The come verses 5 and 6 and suddenly, things change. Something is working. I’ve discovered something. I’ve discovered resolve. I’ve discovered that memory and will are a powerful combination. I DO remember Jerusalem. I DO remember joy. And I do remember that if I DON’T remember, no one else will help me. Only I can overcome this – and I… can. My right hand (or, to be PC for we lefties, my left hand) so limp for so long, slowly, slowly…forms a fist. ,
I’m using that hand again. I’m writing again! I’m pumping iron – I’m getting back into shape – and my tongue – I’m talking again – verbalizing the pain – letting it out.
Then come the last three verses. “I am strong.
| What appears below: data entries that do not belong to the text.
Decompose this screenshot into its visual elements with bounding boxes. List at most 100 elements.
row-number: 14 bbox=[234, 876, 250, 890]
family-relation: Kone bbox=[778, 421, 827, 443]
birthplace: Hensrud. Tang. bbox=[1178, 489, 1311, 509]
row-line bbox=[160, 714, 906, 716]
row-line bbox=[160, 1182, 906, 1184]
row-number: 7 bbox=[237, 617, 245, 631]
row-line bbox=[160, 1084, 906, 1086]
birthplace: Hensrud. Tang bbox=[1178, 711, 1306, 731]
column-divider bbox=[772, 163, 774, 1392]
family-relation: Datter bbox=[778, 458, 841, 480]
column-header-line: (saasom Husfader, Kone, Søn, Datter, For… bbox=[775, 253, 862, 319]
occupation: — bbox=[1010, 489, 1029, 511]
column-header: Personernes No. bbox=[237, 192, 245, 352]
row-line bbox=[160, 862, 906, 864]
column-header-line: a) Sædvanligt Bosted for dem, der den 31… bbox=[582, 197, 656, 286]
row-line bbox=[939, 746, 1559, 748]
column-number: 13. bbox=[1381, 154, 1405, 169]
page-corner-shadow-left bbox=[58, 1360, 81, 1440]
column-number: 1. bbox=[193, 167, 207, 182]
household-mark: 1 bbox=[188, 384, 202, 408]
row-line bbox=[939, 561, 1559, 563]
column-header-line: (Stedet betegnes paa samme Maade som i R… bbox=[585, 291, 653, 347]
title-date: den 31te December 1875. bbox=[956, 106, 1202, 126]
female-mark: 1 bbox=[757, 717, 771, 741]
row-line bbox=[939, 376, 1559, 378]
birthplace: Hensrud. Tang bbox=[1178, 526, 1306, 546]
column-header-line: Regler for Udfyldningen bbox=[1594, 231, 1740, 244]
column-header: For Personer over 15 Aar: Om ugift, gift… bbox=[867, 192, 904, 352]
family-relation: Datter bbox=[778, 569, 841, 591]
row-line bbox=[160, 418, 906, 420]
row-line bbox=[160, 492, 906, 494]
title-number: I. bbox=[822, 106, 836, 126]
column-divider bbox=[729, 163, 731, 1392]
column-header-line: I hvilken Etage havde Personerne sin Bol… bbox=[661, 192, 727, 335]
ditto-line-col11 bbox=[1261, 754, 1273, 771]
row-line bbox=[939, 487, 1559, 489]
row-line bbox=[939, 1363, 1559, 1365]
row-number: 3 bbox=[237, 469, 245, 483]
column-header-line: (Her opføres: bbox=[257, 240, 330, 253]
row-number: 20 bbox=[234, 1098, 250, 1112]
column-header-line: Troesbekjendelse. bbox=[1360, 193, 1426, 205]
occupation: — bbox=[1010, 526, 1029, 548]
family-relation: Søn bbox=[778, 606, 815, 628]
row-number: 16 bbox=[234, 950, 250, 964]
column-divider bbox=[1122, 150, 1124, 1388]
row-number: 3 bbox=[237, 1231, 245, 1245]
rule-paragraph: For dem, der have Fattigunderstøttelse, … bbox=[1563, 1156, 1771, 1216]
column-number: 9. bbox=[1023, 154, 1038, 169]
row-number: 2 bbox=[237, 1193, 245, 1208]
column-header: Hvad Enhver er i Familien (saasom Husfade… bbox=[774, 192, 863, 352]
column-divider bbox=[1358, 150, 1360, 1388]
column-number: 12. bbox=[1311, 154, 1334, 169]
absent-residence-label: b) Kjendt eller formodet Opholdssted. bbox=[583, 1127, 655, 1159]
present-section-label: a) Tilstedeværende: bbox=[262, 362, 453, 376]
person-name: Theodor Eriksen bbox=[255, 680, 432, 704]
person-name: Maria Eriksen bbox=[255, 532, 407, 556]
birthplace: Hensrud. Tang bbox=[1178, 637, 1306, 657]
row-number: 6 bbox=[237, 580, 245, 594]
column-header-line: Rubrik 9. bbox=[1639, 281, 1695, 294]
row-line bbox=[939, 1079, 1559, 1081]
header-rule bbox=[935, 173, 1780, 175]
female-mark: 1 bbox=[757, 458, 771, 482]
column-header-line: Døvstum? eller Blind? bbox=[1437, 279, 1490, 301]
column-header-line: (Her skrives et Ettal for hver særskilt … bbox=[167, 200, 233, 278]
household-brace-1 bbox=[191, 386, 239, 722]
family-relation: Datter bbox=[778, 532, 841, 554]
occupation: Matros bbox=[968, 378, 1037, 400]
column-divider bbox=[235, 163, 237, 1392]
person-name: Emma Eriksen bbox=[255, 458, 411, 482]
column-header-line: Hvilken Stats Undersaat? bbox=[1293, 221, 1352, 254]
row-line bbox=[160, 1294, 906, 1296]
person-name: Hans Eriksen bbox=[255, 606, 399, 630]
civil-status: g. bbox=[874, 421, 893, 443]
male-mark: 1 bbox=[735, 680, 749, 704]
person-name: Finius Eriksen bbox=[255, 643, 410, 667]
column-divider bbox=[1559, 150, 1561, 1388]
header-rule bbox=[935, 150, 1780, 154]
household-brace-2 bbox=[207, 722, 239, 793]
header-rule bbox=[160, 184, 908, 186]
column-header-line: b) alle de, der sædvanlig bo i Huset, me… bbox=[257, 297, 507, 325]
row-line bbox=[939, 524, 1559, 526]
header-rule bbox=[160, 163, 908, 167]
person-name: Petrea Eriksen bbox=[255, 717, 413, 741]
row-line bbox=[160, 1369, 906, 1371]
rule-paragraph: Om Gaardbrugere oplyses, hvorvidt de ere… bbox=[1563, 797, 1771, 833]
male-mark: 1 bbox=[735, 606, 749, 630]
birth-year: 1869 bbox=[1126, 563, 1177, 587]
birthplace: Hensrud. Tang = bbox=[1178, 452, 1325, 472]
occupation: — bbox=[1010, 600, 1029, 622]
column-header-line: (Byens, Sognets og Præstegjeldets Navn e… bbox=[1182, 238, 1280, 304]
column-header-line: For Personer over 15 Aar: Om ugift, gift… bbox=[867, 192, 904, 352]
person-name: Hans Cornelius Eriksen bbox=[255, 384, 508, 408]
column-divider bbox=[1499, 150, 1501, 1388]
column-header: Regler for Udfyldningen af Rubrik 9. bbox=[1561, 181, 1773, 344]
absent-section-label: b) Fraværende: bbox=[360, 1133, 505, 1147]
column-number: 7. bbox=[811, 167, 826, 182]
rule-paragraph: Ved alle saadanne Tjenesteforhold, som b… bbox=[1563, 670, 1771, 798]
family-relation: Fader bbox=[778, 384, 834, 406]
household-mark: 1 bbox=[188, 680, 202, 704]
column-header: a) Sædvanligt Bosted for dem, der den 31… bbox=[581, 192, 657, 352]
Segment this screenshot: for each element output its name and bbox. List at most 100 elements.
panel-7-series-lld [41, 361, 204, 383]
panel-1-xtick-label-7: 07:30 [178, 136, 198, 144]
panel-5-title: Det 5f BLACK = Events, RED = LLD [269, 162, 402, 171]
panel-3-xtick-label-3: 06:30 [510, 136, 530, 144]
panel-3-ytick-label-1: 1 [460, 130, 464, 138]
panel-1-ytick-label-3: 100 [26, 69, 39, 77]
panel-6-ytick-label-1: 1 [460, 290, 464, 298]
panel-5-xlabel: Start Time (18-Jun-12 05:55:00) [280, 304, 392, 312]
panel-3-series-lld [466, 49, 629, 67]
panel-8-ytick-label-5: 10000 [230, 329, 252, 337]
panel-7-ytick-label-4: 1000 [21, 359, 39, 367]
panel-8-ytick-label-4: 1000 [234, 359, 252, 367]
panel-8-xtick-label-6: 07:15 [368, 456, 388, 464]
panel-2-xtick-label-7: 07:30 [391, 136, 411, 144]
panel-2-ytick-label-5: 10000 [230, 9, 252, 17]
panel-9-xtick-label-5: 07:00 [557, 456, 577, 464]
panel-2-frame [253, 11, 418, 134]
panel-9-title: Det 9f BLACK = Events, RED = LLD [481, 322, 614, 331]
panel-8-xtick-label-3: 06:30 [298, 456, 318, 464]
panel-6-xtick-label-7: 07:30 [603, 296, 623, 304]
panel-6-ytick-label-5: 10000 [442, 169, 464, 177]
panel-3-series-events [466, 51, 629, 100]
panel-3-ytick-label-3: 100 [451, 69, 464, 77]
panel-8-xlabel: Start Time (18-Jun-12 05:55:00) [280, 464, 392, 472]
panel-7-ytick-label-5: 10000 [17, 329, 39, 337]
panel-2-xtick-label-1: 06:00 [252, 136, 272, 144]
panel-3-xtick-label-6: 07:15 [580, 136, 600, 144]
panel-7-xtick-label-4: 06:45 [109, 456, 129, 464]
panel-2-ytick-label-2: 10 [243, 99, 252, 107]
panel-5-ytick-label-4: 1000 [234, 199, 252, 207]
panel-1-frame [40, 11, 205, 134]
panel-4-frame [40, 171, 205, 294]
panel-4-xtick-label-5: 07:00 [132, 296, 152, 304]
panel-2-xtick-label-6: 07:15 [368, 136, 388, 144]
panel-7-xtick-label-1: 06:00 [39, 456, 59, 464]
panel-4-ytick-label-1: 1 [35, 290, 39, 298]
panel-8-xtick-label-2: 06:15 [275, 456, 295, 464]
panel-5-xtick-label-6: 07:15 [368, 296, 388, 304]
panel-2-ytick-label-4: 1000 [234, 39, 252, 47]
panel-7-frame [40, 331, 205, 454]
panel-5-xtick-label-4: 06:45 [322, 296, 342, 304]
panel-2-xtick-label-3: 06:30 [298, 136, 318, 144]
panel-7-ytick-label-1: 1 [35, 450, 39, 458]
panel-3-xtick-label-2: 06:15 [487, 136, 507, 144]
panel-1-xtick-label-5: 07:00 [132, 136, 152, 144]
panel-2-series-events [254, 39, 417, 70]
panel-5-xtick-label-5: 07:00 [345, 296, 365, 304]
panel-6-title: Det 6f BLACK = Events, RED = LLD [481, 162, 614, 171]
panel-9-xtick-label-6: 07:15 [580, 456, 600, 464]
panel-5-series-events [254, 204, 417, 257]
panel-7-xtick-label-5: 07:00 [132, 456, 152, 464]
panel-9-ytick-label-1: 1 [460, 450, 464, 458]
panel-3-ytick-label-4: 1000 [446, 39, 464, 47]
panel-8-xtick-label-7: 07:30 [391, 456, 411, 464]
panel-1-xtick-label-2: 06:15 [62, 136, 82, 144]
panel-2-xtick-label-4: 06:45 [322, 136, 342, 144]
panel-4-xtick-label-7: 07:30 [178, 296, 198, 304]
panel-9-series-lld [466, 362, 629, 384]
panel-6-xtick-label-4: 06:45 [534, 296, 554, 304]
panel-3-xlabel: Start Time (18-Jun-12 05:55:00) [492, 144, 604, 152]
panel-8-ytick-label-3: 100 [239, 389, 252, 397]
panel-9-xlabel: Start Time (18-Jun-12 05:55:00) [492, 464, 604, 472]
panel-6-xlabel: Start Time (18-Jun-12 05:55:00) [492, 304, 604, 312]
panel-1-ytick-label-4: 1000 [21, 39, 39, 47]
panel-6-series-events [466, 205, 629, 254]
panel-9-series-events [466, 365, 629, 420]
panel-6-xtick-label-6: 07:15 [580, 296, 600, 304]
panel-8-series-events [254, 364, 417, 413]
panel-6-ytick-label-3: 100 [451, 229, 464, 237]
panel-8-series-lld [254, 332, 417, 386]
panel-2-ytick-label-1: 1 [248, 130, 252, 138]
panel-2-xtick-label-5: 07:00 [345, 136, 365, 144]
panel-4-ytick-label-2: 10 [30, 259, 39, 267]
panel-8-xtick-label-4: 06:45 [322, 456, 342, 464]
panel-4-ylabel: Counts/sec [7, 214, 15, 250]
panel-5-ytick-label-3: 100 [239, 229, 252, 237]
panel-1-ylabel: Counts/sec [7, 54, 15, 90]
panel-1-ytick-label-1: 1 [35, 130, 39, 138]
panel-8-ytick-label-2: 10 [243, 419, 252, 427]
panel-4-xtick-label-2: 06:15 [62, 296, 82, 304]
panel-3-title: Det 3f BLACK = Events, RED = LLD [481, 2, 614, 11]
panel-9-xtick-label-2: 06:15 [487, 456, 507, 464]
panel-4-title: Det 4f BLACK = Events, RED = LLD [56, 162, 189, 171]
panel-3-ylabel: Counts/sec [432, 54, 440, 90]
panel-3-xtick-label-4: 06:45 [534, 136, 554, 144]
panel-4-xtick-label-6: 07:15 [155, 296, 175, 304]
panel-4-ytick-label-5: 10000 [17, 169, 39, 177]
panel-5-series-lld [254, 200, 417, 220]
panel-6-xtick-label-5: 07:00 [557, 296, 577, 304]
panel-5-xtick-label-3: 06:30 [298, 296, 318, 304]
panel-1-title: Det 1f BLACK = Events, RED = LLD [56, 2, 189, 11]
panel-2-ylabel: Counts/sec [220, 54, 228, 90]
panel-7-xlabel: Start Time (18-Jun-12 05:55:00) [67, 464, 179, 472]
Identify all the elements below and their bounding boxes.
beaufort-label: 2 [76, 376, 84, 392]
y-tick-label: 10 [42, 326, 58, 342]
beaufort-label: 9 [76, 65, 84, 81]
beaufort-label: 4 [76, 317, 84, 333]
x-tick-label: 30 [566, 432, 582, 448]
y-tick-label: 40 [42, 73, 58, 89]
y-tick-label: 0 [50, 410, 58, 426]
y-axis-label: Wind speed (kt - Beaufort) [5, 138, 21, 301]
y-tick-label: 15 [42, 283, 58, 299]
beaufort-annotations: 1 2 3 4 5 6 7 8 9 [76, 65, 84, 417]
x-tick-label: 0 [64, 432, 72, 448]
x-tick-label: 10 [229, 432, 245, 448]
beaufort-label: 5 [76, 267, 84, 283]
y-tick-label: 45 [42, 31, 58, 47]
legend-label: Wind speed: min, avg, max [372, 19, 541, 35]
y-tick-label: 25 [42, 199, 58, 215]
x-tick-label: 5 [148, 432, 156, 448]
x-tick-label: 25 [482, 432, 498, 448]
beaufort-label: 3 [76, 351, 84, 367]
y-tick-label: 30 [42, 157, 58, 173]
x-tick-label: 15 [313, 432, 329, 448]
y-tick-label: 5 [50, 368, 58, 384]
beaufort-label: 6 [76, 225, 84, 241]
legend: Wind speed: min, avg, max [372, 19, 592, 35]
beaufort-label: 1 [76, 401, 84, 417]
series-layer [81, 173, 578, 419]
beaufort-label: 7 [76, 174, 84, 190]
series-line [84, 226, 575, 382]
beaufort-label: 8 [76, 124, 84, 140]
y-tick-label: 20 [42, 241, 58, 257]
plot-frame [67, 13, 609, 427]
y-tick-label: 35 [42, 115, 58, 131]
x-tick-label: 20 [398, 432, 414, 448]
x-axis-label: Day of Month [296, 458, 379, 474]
I have lifted myself up from the river bank and I see that, indeed, I am NOT alone. God is there!” --What we mean by “God” here, by the way, is simply that I am not alone. I am connected. The forces around me and within me are being marshaled to defeat the enemy – the cancer, the loneliness, the rootlessness, the alienation, the cynicism, the anger, the exhaustion, the hatred. And we’re not only going to defeat that enemy, we’re going to obliterate it at its roots – even it’s potential recurrence, its “children,” will be crushed against the rock. The hopelessness ITSELF will be drained of hope. The rootlessness ITSELF will be uprooted.
That is how Psalm 137 can speak to us – and how it can heal us.
May that day soon come to pass when the homeless and hopeless shall weep by the river no more.